The story is no different for others: Uco Bank’s gross NPA has grown from 10.98 per cent to 25.71 per cent; IOB, from 12.64 per cent to 25.64 per cent; UBI, from 9.57 per cent to 22.73 per cent; Dena Bank, from 9.85 per cent to 22.69 per cent, Central Bank, from 8.95 per cent to 22.69 per cent; and BoM, from 7.97 per cent to 21.18 per cent.

Similarly, nine of the 11 banks had at least 10.6 per cent and up to 18.76 per cent net NPAs in June 2018.

On the positive side, the erosion in capital has been arrested and CRAR has been maintained at the internally accepted levels.

This has been possible because of infusion of capital and contraction in their advances.

The government has infused at least Rs 230,000 crore in PSBs since 2015 and more than half of this has gone to these 11 banks which have received Rs 63,500 crore since 2018.

Maintaining capital apart, the fund infusion has helped these banks provide more for bad assets.

Their provision coverage ratio is now around  50 per cent.

Should we continue to nurse them back to health while teaching them not to make the same mistakes?

Even, explore the option of euthanasia for a few incorrigible ones?

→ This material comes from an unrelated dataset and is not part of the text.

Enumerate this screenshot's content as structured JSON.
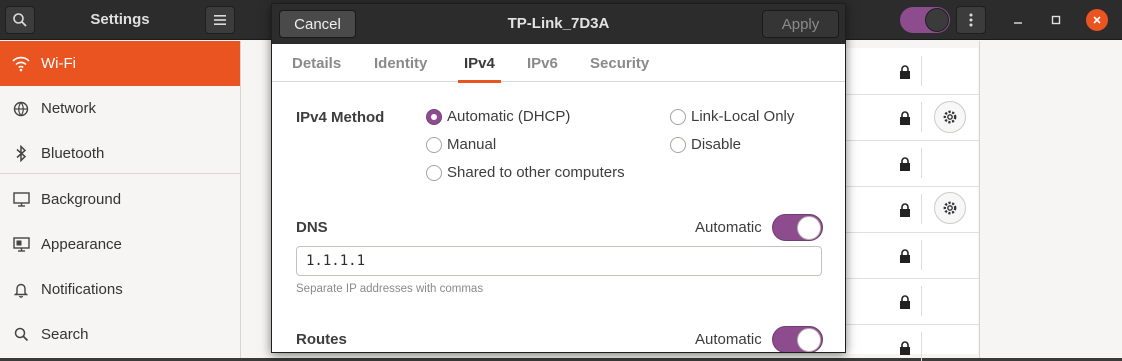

Or, relax the PCA norms, push them to lending and spend more tax payers’ money till they are buried under a fresh pile of NPAs?

The choice clearly is between prompt corrective action and slow but sure destruction.

Had the family of my father’s friend restrained him from gorging on mutton curry and rasgulla, they would not have needed to spend so much to keep him alive and even die.

Tamal Bandyopadhyay, a consulting editor of Business Standard, is an author.